Von Bienen und Mosquitos

Kranebitters Werk mutet wie ein Sprung in die Realität des täglichen Lebens an. Er teilt seine Tonwelt in knappe Kapitel: Geräusche, die sich auf derselben Hertzfrequenz befinden, bilden eine Einheit. Schlagwerke, Elektronik – auch eine Opernstimme wird kurz eingespielt – werden auf eine Ebene gestellt, auch das Summen von Bienen ist dabei. Die Computerstimme sagt an, auf welcher Frequenz man sich befindet. Kranebitter lässt Geräusche auch spüren, wie eine Mosquito-Falle, deren hohe Frequenz für Menschen ab dem 25. Lebensjahr nicht hörbar ist.

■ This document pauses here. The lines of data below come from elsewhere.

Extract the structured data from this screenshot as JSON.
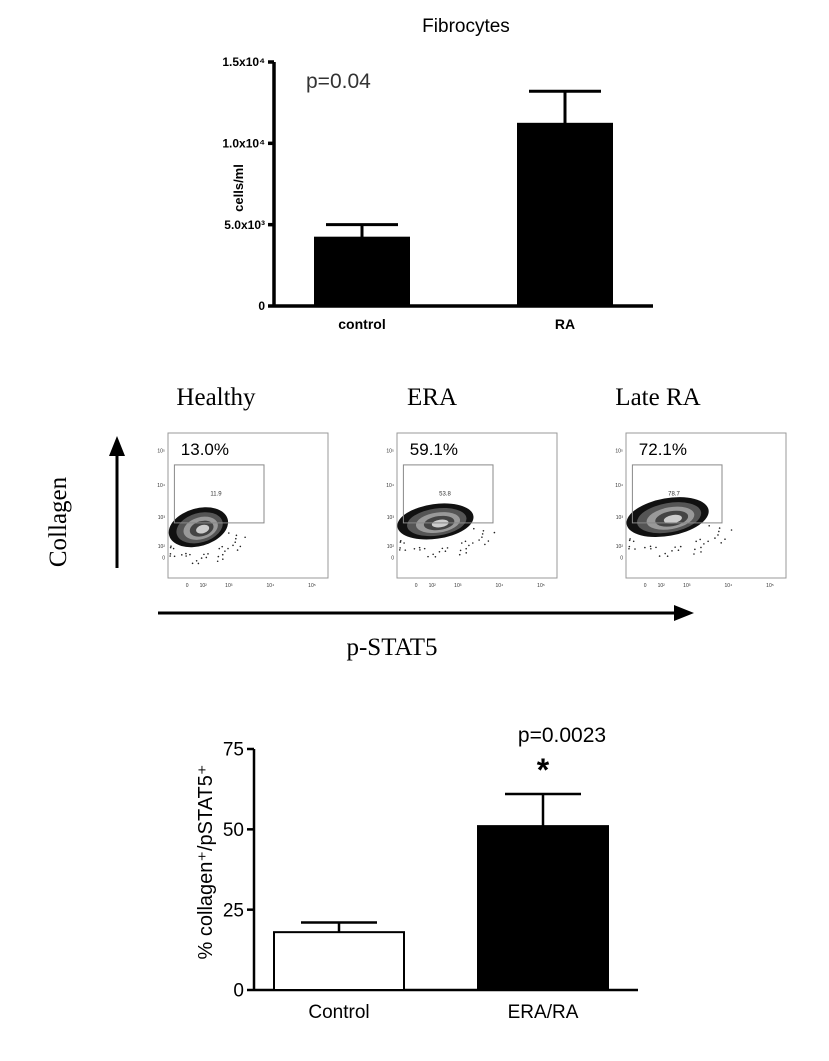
{
  "chart_data": [
    {
      "type": "bar",
      "title": "Fibrocytes",
      "ylabel": "cells/ml",
      "xlabel": "",
      "categories": [
        "control",
        "RA"
      ],
      "values": [
        4200,
        11200
      ],
      "error_upper": [
        5000,
        13200
      ],
      "ylim": [
        0,
        15000
      ],
      "yticks": [
        0,
        5000,
        10000,
        15000
      ],
      "ytick_labels": [
        "0",
        "5.0x10³",
        "1.0x10⁴",
        "1.5x10⁴"
      ],
      "annotation": "p=0.04",
      "bar_colors": [
        "#000000",
        "#000000"
      ],
      "grid": false
    },
    {
      "type": "scatter",
      "description_role": "flow-cytometry-density-panels",
      "xlabel": "p-STAT5",
      "ylabel": "Collagen",
      "panels": [
        {
          "title": "Healthy",
          "percent": "13.0%",
          "gate_value": "11.9"
        },
        {
          "title": "ERA",
          "percent": "59.1%",
          "gate_value": "53.8"
        },
        {
          "title": "Late RA",
          "percent": "72.1%",
          "gate_value": "78.7"
        }
      ],
      "tick_labels": [
        "0",
        "10²",
        "10³",
        "10⁴",
        "10⁵"
      ]
    },
    {
      "type": "bar",
      "ylabel": "% collagen⁺/pSTAT5⁺",
      "xlabel": "",
      "categories": [
        "Control",
        "ERA/RA"
      ],
      "values": [
        18,
        51
      ],
      "error_upper": [
        21,
        61
      ],
      "ylim": [
        0,
        75
      ],
      "yticks": [
        0,
        25,
        50,
        75
      ],
      "annotation": "p=0.0023",
      "significance": "*",
      "bar_fills": [
        "#ffffff",
        "#000000"
      ],
      "grid": false
    }
  ]
}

Das Spiel mit narrativen Hintergründen interessiere ihn, verrät er im anschließenden Gespräch dem KURIER. Mit fünf Jahren begann er – ganz klassisch – mit dem Klavierspiel. Als 17-Jähriger entdeckte er elektronische Musik. „Erste Basteleien“ am Computer ließen ihn die verschiedenen Stränge zusammenführen. Er studierte Medienkomposition – was man mit Filmmusik erklären könnte – in Wien, Amsterdam und bei Alexander Stankovski und Beat Furrer in Graz. Als Jugendlicher habe ihn Strawinsky fasziniert. Eine gewisse Nähe zu John Cage oder Iannis Xenakis wehrt er nicht ab. Doch Kranebitter ist anders, er hat seine eigene Klangwelt, seinen eigenen Weg gefunden. Er führt Neue Musik in die Gegenwart, lässt Algorithmen für ihn arbeiten und schöpft daraus Neues.

Flexibel bleiben

Dass es zeitgenössische Musik schwer hat, will Kranebitter nicht gelten lassen. „Man muss versuchen, sie auch in anderen Kontexten aufzuführen. Bildende Kunst, Tanz, die Elektronik- oder die Clubszene, nennt er als Bespiele. „Man muss flexibel sein“, fügt er hinzu.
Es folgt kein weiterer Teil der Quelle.